DEGS1 downregulation links FIASMA activity to autophagy via dihydroceramide accumulation

DEGS1 (log2FC=-0.280, padj=0.025) catalyzes DHCer→Cer conversion; DHCer accumulation independently linked to autophagy induction; connects FIASMA mechanism to dominant autophagy transcriptomic signature

Steps: T4_S4, T4_S3

Targeted gene panel + mechanistic inference
medium#11

Fluoxetine-induced cell death is likely non-immunogenic: HMGB1↓ and CCL2↓ suppress immune recognition

HMGB1 (log2FC=-0.46, padj=1.6e-4) essential alarmin for ICD; CCL2 (log2FC=-1.26, padj=0.035) primary TAM chemoattractant; NF-kB inactive; NLRC5↑ but HLA-A/B/C unchanged at 24h

Steps: T4_S5

Targeted gene panel
low#12

Circadian clock TFs (BMAL1/2, CLOCK) activated by fluoxetine in cancer cells — never reported in cancer context

BMAL1 (padj=0.047), BMAL2 (padj=0.049) significant; CLOCK (padj=0.054) borderline; SSRIs documented to disrupt circadian rhythms in neuroscience

Steps: T3_S1

TF activity inference

Unified Model

Fluoxetine acts as a CAD/FIASMA agent, disrupting lysosomal membranes and triggering a coordinated program: SREBF1/2-driven lipid biosynthesis + MYC post-translational suppression. MAPK repression (padj=0.018) drives post-translational MYC degradation, while three independent ceramide clearance pathways (ASAH1, UGCG, CERT1) manage the sphingolipid disruption.

Original Paper Reassessed

The ATF4-AKT-mTOR axis model is partially supported but substantially incomplete.
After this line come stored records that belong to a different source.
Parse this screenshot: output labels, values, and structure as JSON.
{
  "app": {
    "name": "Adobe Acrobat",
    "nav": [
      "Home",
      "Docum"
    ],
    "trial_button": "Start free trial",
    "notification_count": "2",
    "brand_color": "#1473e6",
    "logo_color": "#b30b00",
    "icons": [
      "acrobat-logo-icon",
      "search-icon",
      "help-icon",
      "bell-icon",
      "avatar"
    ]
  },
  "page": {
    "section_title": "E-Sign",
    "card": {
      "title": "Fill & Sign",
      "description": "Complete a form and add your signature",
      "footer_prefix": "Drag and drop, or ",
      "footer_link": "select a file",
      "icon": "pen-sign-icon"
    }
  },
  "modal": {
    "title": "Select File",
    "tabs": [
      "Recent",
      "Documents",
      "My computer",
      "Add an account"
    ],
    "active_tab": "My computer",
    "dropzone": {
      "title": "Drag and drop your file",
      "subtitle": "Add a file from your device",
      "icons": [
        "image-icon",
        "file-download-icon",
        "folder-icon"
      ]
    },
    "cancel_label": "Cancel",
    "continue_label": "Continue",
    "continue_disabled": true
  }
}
ATF4 mRNA is unchanged (padj=0.665) — activation is purely post-translational. SREBF1/2 are the true master transcriptional regulators (SREBF1 #1 of 688 TFs, diff=1.723).

Therapeutic Implication

ASAH1 inhibition (e.g., carmofur) could synergize with fluoxetine by blocking the ceramide clearance escape route. Cell death is likely non-immunogenic (HMGB1↓, CCL2↓, NF-kB inactive), suggesting that immune checkpoint inhibitors may have limited efficacy alongside fluoxetine in this context.

This report was generated with the assistance of AI. While every effort has been made to ensure accuracy, AI can make mistakes — please verify key findings against primary data before drawing conclusions.